Remote execution in Bazel is essentially a train station. Work (passengers) come in from the client and expects to be routed to a worker (destination). The train, in this case, is called a platform. It dictates how work is routed to underlying compute. Above specified how to create a platform for use in a single-track topology. However, you may want to route specific targets to specific underlying compute. Doing so means that, metaphorically, there need to be more trains that travel on dedicated tracks, along with additional destinations. This adds up to needing more platforms and more workers. This section covers how to create both in Bazel and in Terraform.

What is a platform?

A platform, in simple terms, is a JSON structure. It is, above all, a disambiguator that uniquely tells Bazel where work should go. In the train metaphor, this is like the train's number.

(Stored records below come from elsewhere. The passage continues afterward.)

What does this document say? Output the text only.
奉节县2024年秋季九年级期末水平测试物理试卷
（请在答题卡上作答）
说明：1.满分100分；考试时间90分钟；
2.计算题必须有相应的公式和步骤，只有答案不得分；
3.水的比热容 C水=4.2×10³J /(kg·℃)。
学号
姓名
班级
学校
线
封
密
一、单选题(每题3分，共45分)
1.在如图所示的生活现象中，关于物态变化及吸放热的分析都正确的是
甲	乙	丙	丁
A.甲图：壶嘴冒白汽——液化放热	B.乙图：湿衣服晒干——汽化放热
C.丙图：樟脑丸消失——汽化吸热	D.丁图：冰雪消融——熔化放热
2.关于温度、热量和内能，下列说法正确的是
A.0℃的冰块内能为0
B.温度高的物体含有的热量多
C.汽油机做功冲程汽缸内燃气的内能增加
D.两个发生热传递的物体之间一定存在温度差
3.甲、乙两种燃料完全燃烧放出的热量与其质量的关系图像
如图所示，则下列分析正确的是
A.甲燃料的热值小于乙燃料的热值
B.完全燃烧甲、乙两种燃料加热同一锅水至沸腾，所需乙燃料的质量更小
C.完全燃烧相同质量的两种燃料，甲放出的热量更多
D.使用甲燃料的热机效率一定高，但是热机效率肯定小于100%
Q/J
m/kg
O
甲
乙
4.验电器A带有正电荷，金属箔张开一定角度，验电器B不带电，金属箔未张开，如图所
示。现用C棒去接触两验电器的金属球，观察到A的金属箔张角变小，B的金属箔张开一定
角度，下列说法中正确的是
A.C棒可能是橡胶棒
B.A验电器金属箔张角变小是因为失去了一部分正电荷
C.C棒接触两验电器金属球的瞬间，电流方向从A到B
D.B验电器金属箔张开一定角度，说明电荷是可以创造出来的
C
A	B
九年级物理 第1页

In the above section, the minimal definition of a platform in Bazel is given:

platform(
name = "my_remote_platform",
exec_properties = {
"OSFamily": "Linux",
"container-image": "docker://<your Docker image>",
},
)

However, the further definition of exec_properties (which makes up the structure of the platform), is expandable. You can add additional keys to further disambiguate from other platforms. For instance, if you wanted to add a platform where you know the underlying Docker image will run on a worker with a specific host configuration, you can add that property:

platform(
name = "my_remote_platform_large", # NOTE: this is a new name
exec_properties = {
"OSFamily": "Linux",
"container-image": "docker://<your Docker image>",
"host_large": "true", # NOTE: this is the new property
},
)

Adding workers for platforms in Terraform

When a new platform is added, you must create a dedicated worker to support it. You can do this by adding to the mapping in Terraform and specifying additional_platform_properties in the same section where the image is specified.

For the example above, that configuration is as follows:

remote = {
remote_execution = {
executors = {
host_large = {
image = "ghcr.io/catthehacker/ubuntu:act-22.04@sha256:5f9c35c25db1d51a8ddaae5c0ba8d3c163c5e9a4a6cc97acd409ac7eae239448"
additional_platform_properties = {
host_large = "true"
}
# ... any additional config
}
}
}
}
info

Above that the key for this new platform in the executors map is no longer default. default is not a rigid requirement; it too is just a given name. Customize this as needed; the executor name is solely used for metrics and scaling, and does not impact user-facing configuration.

Bazel configuration

You can update the BUILD file hosting the original/default platform to include any and all new platforms, listing the full set of remote execution platforms in extra_execution_platforms in the .bazelrc file.

build:rbe --extra_execution_platforms=@<WORKSPACE name>//<path to platform>:my_remote_platform,@<WORKSPACE name>//<path to platform>:my_remote_platform_large
tip

The extra_execution_platforms flag may only be set once; later instances will override earlier flag settings. Read the Bazel command line reference for more info.

To constrain a build or test target to a specific execution platform, and therefore to run that target on a desired remote executor group, set the exec_properties attribute in the target to be constrained to the desired execution platform.

For example, to constrain a test target to run on the host_large executors defined above, exec_properties set the test target as follows:

sh_test(
name = "larget_test",
srcs = ["larget_test.sh"],
exec_properties = {
"OSFamily": "Linux",
"container-image": "docker://<your Docker image>", # NOTE: this is the Docker image for this specific platform
"host_large" = "true"
},
)
info

Read the Bazel common attributes documentation for more info on exec_properties, which is a built-in attribute on all build & test rules.

Unconstrained targets, without exec_properties set, default to run on the first platform specified in extra_execution_platforms, which should also match the host_platform flag when there are multiple extra_execution_platforms specified.